Shioda v. Kochi Broadcasting, 268 Rodo Hanrei 17 (Sup. Ct. of Japan, 31 January 1977)

This is the case those who discuss Japanese labor law refer to when they talk about Japan’s “lifetime employment system”.    I noticed (h/t to Tozen Union) that it was again the topic of a piece in the Japan Times today, I am surprised that the case isn’t more understood by foreigners who come to work in Japan.

As you can read through the link, Mr.

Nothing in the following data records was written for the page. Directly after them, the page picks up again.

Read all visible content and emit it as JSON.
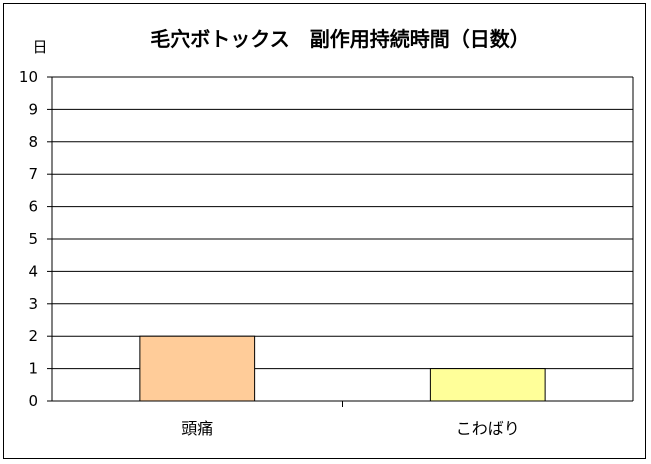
{
  "chart_data": {
    "type": "bar",
    "title": "毛穴ボトックス　副作用持続時間（日数）",
    "ylabel": "日",
    "xlabel": "",
    "categories": [
      "頭痛",
      "こわばり"
    ],
    "values": [
      2,
      1
    ],
    "colors": [
      "#FFCC99",
      "#FFFF99"
    ],
    "ylim": [
      0,
      10
    ],
    "yticks": [
      "0",
      "1",
      "2",
      "3",
      "4",
      "5",
      "6",
      "7",
      "8",
      "9",
      "10"
    ],
    "grid": true,
    "legend": "none"
  }
}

Shioda worked for a radio station on the early shift (6 am).   He overslept twice, and was sacked.   Shioda fought the dismissal, and the case made its way up to Japan’s highest court.   In 1977, the Japanese Supreme Court said that dismissals are invalid if they lack a “socially justifiable reason”.    So, basically, there is no “at will” employment in Japan, and additionally, firing or termination can only be for specific causes.

The holding in the Shioda case was codified, in 2008, in the Labor Contract Law, at Article 16:

The right to dismiss has been abused and the dismissal is invalid when it lacks objective, rational grounds and cannot be deemed reasonable according to social norms.

As I’ve been saying for quite a while now, it seems that when it comes to foreigners working in Japan, this rule goes by the wayside.   

The “objective, rational grounds” seems to be:    you’re a foreigner;

and “reasonable according to social norms” is:    be grateful that you got to work “x” amount in Japan.

You see this reinforced, time and again, in the hiring practices of Japanese companies.   It’s the idea of making special rules for foreigners, which is why I was always against these things like trying to avoid the pension and health insurance systems.   The making of special rules that certain foreigners grab on to, make it more likely that the rule givers will turn around and try to cheat people elsewhere.    But this is old for regular readers, and a bit boring . . .

With the Berlitz Union decision, and some interesting developments with GABA, I wonder whether the Japanese court system isn’t becoming more sensitive to the rights of foreigners in Japan.   When coupled with something like the Moises Garcia child custody victory, it gives some hope that things are finally turning around there.

 

 

 

 

 

[Update: This case is invariably cited as Volume 258 or 268 online. I have decided to go with Volume 268.]